Building the Future of Content: Inside Booking.com’s Intelligent Content Enrichment Platform

Oh, the sweet nineties. Back then, the internet had only simple tags for pictures, and booking your summer vacation meant calling a random hotel and hoping for the best. It’s now 2024, and both things have become much smarter. How smart, you ask? Read on to discover how Booking.com platforms advanced machine learning algorithms to enhance content selection, delivering a more personalized customer experience.

In this article, we’ll examine the architecture of Booking.com’s Content Intelligence Platform, a system designed to maximize the use of photos and text.

The Evolution of Content-Related ML in Booking.com

Users of Booking.com engage with content from the moment they land on the site until the moment of truth: ordering their next vacation. The homepage greets you with pictures of trending destinations. When you seek unbiased info about the property, reviews of other guests await. And, of course, no one books a stay without checking the room’s pictures first. The property owner can either select all this content or let AI select it (can you guess which option brings better results? ;) ).

As Machine Learning models gained popularity, more teams added ML features to their products. One team used different quality models to rearrange images to increase diversity and better represent users. Another team used a mix of models to suggest improved photos selection to hotel owners. However, many teams needed more resources to develop similar models. They couldn’t use the existing ones, which left unmet needs. This process highlighted the need for accessible and generic Machine Learning models that could serve multiple teams.

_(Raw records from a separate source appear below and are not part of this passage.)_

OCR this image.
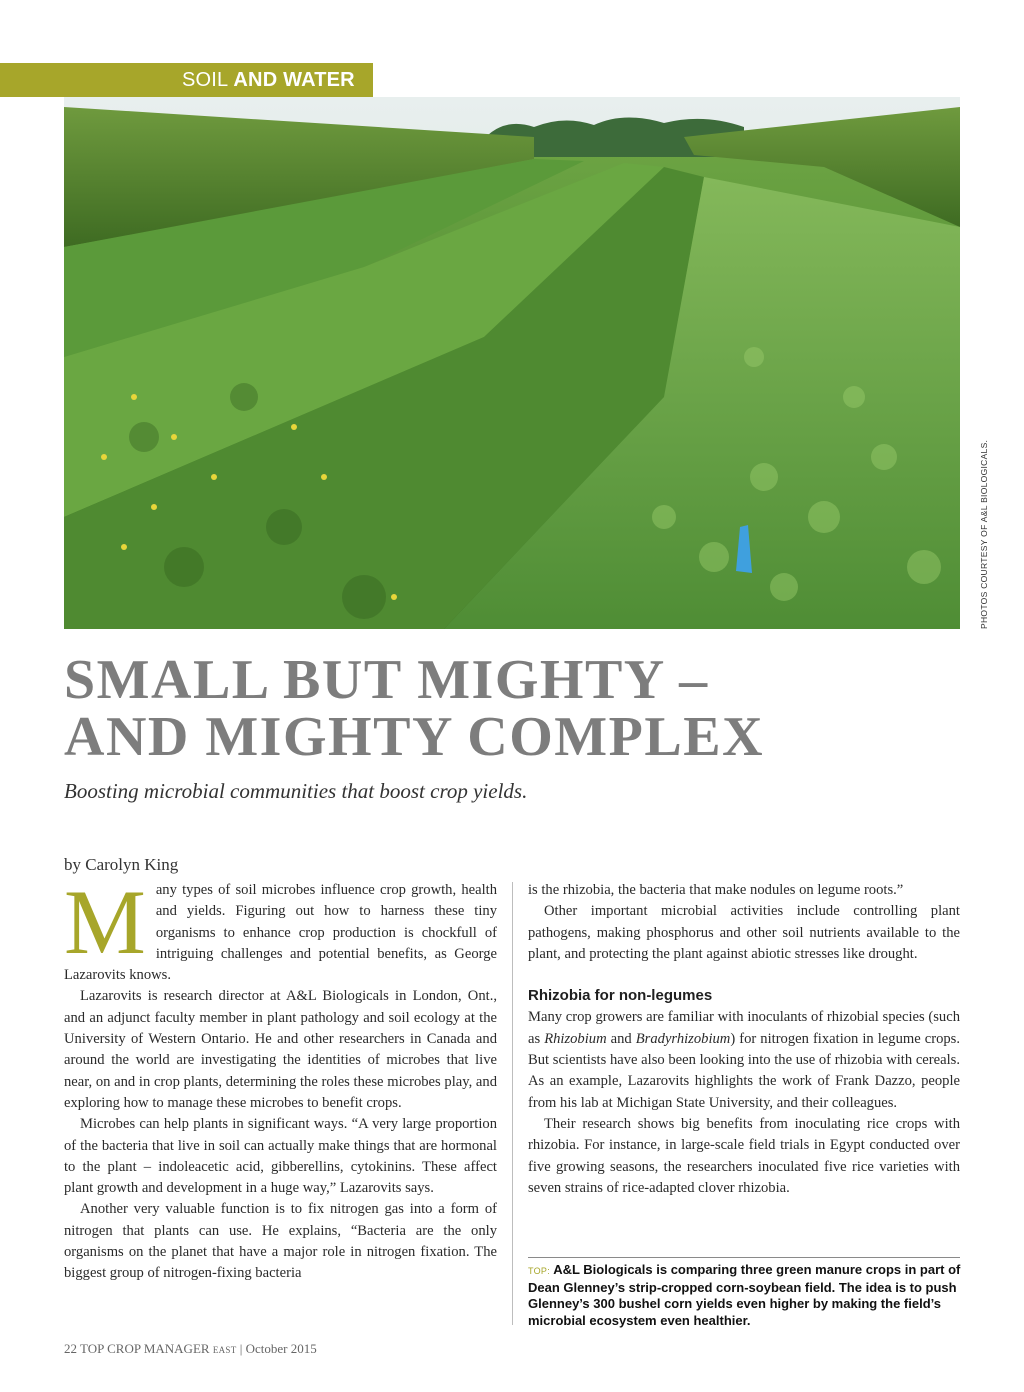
SOIL AND WATER
PHOTOS COURTESY OF A&L BIOLOGICALS.
SMALL BUT MIGHTY –
AND MIGHTY COMPLEX
Boosting microbial communities that boost crop yields.
by Carolyn King
M any types of soil microbes influence crop growth, health and yields. Figuring out how to harness these tiny organisms to enhance crop production is chockfull of intriguing challenges and potential benefits, as George Lazarovits knows.

Lazarovits is research director at A&L Biologicals in London, Ont., and an adjunct faculty member in plant pathology and soil ecology at the University of Western Ontario. He and other researchers in Canada and around the world are investigating the identities of microbes that live near, on and in crop plants, determining the roles these microbes play, and exploring how to manage these microbes to benefit crops.

Microbes can help plants in significant ways. “A very large proportion of the bacteria that live in soil can actually make things that are hormonal to the plant – indoleacetic acid, gibberellins, cytokinins. These affect plant growth and development in a huge way,” Lazarovits says.

Another very valuable function is to fix nitrogen gas into a form of nitrogen that plants can use. He explains, “Bacteria are the only organisms on the planet that have a major role in nitrogen fixation. The biggest group of nitrogen-fixing bacteria

is the rhizobia, the bacteria that make nodules on legume roots.”

Other important microbial activities include controlling plant pathogens, making phosphorus and other soil nutrients available to the plant, and protecting the plant against abiotic stresses like drought.

Rhizobia for non-legumes

Many crop growers are familiar with inoculants of rhizobial species (such as Rhizobium and Bradyrhizobium) for nitrogen fixation in legume crops. But scientists have also been looking into the use of rhizobia with cereals. As an example, Lazarovits highlights the work of Frank Dazzo, people from his lab at Michigan State University, and their colleagues.

Their research shows big benefits from inoculating rice crops with rhizobia. For instance, in large-scale field trials in Egypt conducted over five growing seasons, the researchers inoculated five rice varieties with seven strains of rice-adapted clover rhizobia.

TOP: A&L Biologicals is comparing three green manure crops in part of Dean Glenney’s strip-cropped corn-soybean field. The idea is to push Glenney’s 300 bushel corn yields even higher by making the field’s microbial ecosystem even healthier.
22 TOP CROP MANAGER EAST | October 2015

To try and address these needs, a dedicated team has managed a Model-as-Service platform, providing real-time and batch access to various ML models. However, invoking these models in real-time resulted in increased latency and complexity, requiring precise knowledge of each model’s input specifications. This highlighted the necessity for a more efficient solution — a platform that could collect and persist model results offline in a simple and accessible manner. Enter the Content Intelligence Platform.

An Overview of the Platform

Today, when a Booking.com team wants to integrate a content-related ML model into their product, all they need to do is choose. The platform serves hundreds of different models for pictures and text via an API (and other ways to consume, as we’ll soon see).

The platform serves offline results, meaning the models don’t receive requests directly from the app flow. The data flow is somewhat inverted: every photo or piece of text that enters Booking.com is broadcasted through the company’s system for general use via Kafka. The platform consumes this live stream and runs all relevant ML models we have one after the other with the inputs. We then persist the results in a relational DB (the specific DB varies per use case) for each piece of content.

This means that when a client fetches ML-based information from the platform, response time is very fast. Models can be integrated into every part of the app or website without impacting performance or being dependent on model availability.